Harris also receives new patients — almost daily, he says — whose doctors have stopped prescribing altogether.
"Their doctor is afraid and he's cut them off," he says. "Unfortunately, a great many patients turn to street heroin and other drugs to self-medicate because they couldn't get the medications they need."
Arizona's Department of Health Services is working to reassure providers and dispel the myths, according to Dr. Cara Christ, who heads the agency and helped design the state's opioid response. She points to the recently launched Opioid Assistance and Referral Line created to help health care providers with complex cases.
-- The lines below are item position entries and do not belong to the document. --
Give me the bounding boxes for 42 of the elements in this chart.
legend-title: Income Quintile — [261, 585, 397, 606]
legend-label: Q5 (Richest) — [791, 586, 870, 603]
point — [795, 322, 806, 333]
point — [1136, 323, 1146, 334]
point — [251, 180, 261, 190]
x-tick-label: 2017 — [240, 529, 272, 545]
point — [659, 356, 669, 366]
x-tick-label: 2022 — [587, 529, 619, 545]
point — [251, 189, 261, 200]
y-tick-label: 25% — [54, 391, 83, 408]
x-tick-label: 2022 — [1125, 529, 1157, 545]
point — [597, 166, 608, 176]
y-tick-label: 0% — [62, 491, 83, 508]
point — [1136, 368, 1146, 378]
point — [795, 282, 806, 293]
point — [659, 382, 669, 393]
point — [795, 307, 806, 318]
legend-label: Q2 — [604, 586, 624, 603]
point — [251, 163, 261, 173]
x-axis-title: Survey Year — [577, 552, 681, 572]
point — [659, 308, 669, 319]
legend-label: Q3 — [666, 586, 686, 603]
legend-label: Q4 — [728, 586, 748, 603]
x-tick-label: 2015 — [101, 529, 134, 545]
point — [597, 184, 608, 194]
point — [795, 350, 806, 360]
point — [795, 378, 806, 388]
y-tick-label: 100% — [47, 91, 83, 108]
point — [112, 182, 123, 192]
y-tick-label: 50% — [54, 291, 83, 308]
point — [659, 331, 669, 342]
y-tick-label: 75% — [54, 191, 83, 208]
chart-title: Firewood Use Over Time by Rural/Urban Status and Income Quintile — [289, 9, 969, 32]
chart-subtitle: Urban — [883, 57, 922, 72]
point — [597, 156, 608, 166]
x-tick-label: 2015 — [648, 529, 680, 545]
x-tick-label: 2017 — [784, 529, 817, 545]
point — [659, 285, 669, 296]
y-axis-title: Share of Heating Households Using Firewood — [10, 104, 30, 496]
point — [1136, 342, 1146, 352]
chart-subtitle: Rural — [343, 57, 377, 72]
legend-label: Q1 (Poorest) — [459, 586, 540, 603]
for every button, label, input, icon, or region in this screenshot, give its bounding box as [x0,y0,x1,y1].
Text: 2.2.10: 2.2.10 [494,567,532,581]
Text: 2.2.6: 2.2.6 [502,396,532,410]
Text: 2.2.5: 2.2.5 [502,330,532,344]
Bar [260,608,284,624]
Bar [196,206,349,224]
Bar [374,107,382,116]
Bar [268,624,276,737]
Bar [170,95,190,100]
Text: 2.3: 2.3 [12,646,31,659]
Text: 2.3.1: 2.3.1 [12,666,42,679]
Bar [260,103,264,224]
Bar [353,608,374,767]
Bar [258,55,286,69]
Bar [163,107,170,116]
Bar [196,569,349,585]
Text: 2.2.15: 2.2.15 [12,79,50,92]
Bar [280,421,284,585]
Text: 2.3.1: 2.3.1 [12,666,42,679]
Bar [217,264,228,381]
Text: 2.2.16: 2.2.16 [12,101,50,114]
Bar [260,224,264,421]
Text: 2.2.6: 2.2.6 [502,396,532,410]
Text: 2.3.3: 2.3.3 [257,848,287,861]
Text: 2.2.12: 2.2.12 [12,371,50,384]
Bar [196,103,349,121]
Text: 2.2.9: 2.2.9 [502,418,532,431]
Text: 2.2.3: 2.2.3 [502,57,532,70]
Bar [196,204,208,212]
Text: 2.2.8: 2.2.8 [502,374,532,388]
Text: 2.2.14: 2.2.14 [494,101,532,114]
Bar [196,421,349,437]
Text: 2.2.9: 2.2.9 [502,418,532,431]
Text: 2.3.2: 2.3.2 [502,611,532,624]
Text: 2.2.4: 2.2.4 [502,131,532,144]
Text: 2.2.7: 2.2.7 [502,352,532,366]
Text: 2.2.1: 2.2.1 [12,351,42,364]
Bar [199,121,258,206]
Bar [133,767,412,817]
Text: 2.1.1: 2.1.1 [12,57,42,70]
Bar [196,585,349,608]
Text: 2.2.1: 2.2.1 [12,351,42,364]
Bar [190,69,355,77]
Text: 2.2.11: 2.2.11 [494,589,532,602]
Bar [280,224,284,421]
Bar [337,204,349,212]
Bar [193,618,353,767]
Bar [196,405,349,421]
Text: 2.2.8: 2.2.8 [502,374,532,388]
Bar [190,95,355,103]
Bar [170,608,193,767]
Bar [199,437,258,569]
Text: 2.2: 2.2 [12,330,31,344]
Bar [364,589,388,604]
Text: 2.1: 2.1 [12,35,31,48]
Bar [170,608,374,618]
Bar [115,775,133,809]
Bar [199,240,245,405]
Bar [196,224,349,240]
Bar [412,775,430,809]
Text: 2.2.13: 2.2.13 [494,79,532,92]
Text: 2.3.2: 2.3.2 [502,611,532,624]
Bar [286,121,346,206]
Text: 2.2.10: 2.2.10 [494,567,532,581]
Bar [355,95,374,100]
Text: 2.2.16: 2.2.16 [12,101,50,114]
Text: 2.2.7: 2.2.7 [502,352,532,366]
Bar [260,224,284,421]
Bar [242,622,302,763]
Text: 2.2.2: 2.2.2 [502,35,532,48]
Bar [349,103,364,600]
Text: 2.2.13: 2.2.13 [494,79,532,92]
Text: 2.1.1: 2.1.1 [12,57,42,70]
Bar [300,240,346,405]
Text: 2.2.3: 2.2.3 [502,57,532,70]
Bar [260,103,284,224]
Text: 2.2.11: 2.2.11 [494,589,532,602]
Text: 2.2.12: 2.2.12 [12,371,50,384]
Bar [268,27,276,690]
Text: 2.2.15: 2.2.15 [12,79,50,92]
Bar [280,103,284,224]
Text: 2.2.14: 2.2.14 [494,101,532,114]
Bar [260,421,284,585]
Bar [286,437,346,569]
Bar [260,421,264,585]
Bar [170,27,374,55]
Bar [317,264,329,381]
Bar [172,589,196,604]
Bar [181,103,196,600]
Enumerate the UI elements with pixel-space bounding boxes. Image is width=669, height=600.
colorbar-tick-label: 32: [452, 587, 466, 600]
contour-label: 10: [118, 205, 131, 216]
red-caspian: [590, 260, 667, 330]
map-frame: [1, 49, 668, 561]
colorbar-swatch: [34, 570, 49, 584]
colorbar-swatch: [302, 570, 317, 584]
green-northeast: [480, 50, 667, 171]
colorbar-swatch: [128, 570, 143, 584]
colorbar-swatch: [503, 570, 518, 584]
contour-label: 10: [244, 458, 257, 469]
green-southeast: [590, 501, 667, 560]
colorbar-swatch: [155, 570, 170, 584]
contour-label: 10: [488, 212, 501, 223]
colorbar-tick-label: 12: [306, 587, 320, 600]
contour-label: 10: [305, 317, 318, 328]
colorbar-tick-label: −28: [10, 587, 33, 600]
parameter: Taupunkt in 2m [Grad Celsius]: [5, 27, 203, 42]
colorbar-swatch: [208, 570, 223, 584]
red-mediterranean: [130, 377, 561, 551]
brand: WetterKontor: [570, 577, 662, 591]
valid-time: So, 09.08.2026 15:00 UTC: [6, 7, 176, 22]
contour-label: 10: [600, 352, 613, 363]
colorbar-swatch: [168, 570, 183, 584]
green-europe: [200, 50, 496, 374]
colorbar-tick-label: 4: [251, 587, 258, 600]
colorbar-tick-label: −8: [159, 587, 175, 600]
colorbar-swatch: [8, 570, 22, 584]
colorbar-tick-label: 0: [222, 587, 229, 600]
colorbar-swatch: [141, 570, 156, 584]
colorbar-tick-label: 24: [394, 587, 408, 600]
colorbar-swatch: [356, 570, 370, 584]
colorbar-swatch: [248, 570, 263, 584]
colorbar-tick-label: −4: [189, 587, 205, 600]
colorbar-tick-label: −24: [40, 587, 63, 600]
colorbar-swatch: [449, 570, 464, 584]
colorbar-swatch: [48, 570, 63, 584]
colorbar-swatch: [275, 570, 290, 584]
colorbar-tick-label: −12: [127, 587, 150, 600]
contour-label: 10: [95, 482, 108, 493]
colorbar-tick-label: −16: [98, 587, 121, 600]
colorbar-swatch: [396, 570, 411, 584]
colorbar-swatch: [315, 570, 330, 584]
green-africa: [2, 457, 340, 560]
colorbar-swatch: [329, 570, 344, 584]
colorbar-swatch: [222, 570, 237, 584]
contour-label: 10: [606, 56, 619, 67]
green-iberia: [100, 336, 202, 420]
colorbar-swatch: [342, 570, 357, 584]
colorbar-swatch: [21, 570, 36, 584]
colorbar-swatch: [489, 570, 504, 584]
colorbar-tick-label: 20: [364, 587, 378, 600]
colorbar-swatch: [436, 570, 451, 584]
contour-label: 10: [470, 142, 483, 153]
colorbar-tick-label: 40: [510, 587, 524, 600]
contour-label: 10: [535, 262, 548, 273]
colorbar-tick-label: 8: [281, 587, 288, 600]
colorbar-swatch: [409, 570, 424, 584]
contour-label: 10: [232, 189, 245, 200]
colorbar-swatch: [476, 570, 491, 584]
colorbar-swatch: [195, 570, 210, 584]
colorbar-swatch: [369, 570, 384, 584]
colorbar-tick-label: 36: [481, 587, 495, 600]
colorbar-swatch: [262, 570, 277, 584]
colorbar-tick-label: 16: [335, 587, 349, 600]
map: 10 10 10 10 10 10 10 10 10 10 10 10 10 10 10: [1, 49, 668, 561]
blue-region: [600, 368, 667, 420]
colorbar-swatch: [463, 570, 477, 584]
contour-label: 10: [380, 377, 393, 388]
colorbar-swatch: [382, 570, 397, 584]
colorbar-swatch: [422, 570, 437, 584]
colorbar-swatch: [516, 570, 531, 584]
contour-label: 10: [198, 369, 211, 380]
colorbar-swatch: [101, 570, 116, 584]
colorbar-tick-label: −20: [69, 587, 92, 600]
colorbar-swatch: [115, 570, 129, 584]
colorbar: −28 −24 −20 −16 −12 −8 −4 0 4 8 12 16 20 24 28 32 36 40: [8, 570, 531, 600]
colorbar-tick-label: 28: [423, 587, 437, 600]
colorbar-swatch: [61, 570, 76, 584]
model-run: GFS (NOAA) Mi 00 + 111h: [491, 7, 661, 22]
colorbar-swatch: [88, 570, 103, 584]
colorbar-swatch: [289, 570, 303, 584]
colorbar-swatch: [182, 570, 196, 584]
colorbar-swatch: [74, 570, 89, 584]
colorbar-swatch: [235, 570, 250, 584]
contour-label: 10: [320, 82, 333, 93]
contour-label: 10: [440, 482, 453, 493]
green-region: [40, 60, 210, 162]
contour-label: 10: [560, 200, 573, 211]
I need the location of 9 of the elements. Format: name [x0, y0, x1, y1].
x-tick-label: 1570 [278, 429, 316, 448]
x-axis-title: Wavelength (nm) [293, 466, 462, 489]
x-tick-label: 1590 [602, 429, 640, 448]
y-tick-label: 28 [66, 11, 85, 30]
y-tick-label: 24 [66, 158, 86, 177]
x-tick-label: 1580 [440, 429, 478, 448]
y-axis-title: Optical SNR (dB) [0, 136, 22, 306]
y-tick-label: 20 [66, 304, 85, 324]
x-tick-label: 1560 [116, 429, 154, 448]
The state has also released a set of detailed prescribing guidelines for doctors.
Christ characterizes this as an "adjustment period" while doctors learn the new rules.
"The intent was never to stop prescribers from utilizing opioids," she says. "It's really meant to prevent a future generation from developing opioid use disorder, while not impacting current chronic pain patients."
Christ says she just hasn't heard of many patients losing access to medicine.
It's still too early to gauge the law's success, she says, but opioid prescriptions continue to go down in Arizona.
Arizona saw a 33 percent reduction in the number of opioid prescriptions in April, as compared to the same period last year, according to state data. Christ's agency reports more people are also getting help for addiction. There has been about a 40 percent increase in hospitals referring patients for behavioral health treatment following an overdose.
Shannon Hubbard, the woman living complex regional pain syndrome, considers herself fortunate that her doctors didn't cut back her painkiller dose even more.
"I'm actually kind of lucky that I have such a severe case because at least they can't say I'm crazy or it's in my head," she says.
Hubbard is well aware that people are dying everyday from opioids. One of her family members struggles with heroin addiction and she's helping raise his daughter. But she's adamant that there's a better way to address the crisis.
"What they are doing is not working. They are having no effect on the guy who is on the street shooting heroin and is really in danger of overdosing." she says.
"Instead they are hurting people that are actually helped by the drugs."
This story is part of a reporting partnership with NPR, KJZZ and Kaiser Health News.